We investigated the effect of maize residues and rice husk biochar on biomass production, fertiliser nitrogen recovery (FNR) and nitrous oxide (N2O) emissions for three different subtropical cropping soils. Maize residues at two rates (0 and 10 t ha−1) combined with three rates (0, 15 and 30 t ha-1) of rice husk biochar were added to three soil types in a pot trial with maize plants. Soil N2O emissions were monitored with static chambers for 91 days. Isotopic 15N-labelled urea was applied to the treatments without added crop residues to measure the FNR. Crop residue incorporation significantly reduced N uptake in all treatments but did not affect overall FNR. Rice husk biochar amendment had no effect on plant growth and N uptake but significantly reduced N2O and carbon dioxide (CO2) emissions in two of the three soils.

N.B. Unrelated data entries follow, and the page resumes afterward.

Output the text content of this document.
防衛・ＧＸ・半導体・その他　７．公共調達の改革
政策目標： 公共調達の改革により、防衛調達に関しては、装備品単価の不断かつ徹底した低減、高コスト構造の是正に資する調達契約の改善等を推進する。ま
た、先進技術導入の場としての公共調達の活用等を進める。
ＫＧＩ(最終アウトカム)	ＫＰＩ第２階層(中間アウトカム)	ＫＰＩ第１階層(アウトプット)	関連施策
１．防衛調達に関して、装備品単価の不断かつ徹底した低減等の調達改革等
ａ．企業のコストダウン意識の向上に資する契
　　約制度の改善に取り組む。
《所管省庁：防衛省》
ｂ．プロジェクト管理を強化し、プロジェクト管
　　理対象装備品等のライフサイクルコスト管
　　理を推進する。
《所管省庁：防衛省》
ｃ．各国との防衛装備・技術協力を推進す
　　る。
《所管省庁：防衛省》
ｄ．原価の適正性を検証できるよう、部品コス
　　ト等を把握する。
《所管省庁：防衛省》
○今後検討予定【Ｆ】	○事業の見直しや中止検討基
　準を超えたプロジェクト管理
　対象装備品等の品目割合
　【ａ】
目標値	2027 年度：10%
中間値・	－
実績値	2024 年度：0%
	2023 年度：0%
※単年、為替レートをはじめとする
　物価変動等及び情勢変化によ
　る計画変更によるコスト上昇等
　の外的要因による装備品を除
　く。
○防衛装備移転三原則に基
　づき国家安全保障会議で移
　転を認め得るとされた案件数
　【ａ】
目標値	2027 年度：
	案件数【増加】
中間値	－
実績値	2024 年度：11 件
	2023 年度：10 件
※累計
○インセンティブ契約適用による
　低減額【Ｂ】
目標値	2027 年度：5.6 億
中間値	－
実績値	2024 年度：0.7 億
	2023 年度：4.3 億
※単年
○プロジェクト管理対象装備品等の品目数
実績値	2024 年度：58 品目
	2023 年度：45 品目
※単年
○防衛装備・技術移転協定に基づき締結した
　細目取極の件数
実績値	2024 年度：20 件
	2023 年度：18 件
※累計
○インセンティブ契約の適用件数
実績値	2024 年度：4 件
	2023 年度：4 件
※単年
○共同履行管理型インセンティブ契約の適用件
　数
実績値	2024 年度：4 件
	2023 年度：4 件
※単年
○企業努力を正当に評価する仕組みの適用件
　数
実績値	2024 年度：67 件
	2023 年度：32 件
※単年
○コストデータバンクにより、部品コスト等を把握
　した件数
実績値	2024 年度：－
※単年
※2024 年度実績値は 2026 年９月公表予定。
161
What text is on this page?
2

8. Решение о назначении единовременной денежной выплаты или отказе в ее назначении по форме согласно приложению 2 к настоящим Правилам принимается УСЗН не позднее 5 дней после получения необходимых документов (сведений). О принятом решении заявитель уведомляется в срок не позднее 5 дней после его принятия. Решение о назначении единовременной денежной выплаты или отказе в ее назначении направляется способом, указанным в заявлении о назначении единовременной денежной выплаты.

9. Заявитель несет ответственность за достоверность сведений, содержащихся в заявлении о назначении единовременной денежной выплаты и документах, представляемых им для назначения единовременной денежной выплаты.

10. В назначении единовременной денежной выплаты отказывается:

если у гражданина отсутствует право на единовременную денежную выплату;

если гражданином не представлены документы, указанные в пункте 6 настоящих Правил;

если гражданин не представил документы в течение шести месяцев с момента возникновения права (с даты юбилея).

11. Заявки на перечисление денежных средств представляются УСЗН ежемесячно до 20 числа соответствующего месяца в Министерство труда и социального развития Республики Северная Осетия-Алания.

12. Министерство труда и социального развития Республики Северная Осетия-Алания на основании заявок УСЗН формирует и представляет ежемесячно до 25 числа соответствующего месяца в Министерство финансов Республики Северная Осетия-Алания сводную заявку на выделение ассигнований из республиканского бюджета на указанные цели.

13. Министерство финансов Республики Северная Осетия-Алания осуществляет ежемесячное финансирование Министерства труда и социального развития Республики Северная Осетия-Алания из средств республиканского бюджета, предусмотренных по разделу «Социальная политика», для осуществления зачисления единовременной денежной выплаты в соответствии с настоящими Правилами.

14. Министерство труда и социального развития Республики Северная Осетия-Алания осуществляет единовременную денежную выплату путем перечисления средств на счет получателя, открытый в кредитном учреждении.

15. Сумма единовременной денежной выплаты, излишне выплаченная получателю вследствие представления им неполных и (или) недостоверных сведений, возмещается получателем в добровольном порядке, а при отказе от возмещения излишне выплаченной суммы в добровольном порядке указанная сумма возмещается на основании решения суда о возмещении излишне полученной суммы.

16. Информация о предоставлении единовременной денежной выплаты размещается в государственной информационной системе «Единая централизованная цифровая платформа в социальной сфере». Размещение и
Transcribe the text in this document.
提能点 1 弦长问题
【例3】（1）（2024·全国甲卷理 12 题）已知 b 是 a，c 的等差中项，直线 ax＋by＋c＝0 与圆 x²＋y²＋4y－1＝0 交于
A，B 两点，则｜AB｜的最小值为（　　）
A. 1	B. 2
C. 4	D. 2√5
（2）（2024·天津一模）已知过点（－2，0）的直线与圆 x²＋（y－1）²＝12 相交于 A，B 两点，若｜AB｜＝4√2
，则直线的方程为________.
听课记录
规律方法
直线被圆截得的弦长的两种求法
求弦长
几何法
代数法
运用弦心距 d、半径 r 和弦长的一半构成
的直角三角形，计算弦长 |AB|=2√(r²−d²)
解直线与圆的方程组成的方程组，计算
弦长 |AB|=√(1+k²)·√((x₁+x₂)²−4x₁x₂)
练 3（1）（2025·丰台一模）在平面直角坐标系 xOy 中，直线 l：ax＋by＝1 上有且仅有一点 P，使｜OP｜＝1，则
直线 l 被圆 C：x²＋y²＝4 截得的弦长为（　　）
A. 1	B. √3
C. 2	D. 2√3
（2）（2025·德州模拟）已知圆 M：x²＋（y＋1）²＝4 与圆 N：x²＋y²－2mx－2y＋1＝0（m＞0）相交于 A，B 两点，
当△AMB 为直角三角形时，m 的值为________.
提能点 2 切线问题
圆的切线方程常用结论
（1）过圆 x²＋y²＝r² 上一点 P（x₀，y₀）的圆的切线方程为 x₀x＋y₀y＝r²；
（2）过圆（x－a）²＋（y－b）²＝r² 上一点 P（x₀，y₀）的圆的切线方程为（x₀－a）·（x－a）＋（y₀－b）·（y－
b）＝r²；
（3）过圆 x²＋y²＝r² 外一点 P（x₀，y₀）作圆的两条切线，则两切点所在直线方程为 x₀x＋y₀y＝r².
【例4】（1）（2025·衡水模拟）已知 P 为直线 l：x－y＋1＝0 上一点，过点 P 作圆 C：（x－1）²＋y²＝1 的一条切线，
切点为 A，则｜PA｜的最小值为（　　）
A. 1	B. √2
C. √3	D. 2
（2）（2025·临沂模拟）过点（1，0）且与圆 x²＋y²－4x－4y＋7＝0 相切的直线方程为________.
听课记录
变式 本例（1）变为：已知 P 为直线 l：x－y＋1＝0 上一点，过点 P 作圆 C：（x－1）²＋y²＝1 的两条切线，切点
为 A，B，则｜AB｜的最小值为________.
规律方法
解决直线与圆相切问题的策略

The incorporation of crop residues had a contrasting effect on soil N2O emissions depending on the mineral N status of the soil. The study shows that effects of crop residues depend on soil properties at the time of application. Adding crop residues with a high C/N ratio to soil can immobilise N in the soil profile and hence reduce N uptake and/or total biomass production. Crop residue incorporation can either stimulate or reduce N2O emissions depending on the mineral N content of the soil. Crop residues pyrolysed to biochar can potentially stabilise native soil C (negative priming) and reduce N2O emissions from cropping soils thus providing climate change mitigation potential beyond the biochar C storage in soils. Incorporation of crop residues as an approach to recycle organic materials and reduce synthetic N fertiliser use in agricultural production requires a thorough evaluation, both in terms of biomass production and greenhouse gas emissions.